A high-level official at the Pennsylvania Liquor Control Board is leaving his $113,937 post, just days before the release of a long-awaited report into alleged ethics violations at the agency.
Marketing director Jim Short notified the agency of his retirement this week, LCB officials confirmed. Short was one of three LCB officials named in a scathing, confidential report in 2012 by the state Inspector General's office on alleged ethics violations at the LCB.
That report spurred a review by the State Ethics Commission, which is poised to release its much-anticipated findings on the matter.

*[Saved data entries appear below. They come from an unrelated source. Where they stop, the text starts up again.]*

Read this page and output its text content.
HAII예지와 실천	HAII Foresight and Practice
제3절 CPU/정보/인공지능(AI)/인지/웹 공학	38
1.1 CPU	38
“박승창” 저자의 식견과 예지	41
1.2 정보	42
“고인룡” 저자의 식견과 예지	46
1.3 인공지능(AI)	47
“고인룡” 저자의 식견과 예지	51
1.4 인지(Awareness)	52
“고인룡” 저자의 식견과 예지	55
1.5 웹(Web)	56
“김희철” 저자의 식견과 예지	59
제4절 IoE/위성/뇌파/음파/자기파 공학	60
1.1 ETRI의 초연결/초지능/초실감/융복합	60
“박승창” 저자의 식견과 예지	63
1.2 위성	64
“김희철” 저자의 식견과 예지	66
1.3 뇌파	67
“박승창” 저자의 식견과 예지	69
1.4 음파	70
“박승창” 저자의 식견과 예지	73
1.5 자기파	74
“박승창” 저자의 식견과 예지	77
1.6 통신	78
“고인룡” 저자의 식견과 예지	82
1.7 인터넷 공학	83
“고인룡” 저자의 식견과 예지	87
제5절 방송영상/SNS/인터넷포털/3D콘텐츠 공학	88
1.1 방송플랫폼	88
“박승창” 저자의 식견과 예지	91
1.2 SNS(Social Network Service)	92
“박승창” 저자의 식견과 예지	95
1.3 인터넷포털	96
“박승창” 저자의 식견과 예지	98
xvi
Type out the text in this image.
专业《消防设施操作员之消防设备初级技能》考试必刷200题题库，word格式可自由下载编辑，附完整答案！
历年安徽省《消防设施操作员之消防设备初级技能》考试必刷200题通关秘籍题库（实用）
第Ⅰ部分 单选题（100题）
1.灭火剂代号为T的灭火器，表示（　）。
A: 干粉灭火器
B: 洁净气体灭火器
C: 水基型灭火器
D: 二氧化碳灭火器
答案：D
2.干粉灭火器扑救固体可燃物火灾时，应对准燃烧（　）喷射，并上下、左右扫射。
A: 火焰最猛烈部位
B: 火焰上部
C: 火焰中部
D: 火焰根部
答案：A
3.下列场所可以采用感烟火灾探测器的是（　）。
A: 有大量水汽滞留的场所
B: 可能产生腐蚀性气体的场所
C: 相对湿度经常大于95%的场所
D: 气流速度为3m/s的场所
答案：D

The commission is expected to make its determination public by early next week, according to two sources familiar with the matter who asked to remain anonymous.
The full ethics report could not be obtained, but The Inquirer has reported that ethics investigators have probed whether top officials at the LCB accepted gifts and favors from vendors and other businesses with an interest in liquor. Those officials include Short; the LCB's onetime CEO, Joe Conti; and former LCB chairman Patrick J. "P.J." Stapleton III.
Conti, Stapleton and Short could not be reached for comment. Robert Caruso, who heads the Ethics Commission, declined to comment.
The ethics probe grew out of a confidential report prepared in March 2012 by former Inspector General Kenya Mann Faulkner. The report, a copy of which was obtained by The Inquirer, was submitted to Gov. Corbett's office and also referred to the Ethics Commission.
It concluded that Stapleton accepted several gifts from an LCB vendor, including golf outings and about $1,700 worth of alcohol for an annual event at the Hotel Hershey that he helps organize.
The report also determined that Conti frequently attended sporting events, including Phillies games, as a guest of LCB vendors.
As for Short, the Inspector General's Office found that he too accepted gifts, including golf putters, from agency vendors.
Faulkner's report noted that Pennsylvania's Ethics Act bars officials from using their positions to benefit themselves or their families - and that state liquor law makes it a felony for LCB employees and their relatives to receive gifts from vendors. Penalties include firing and possible prosecution.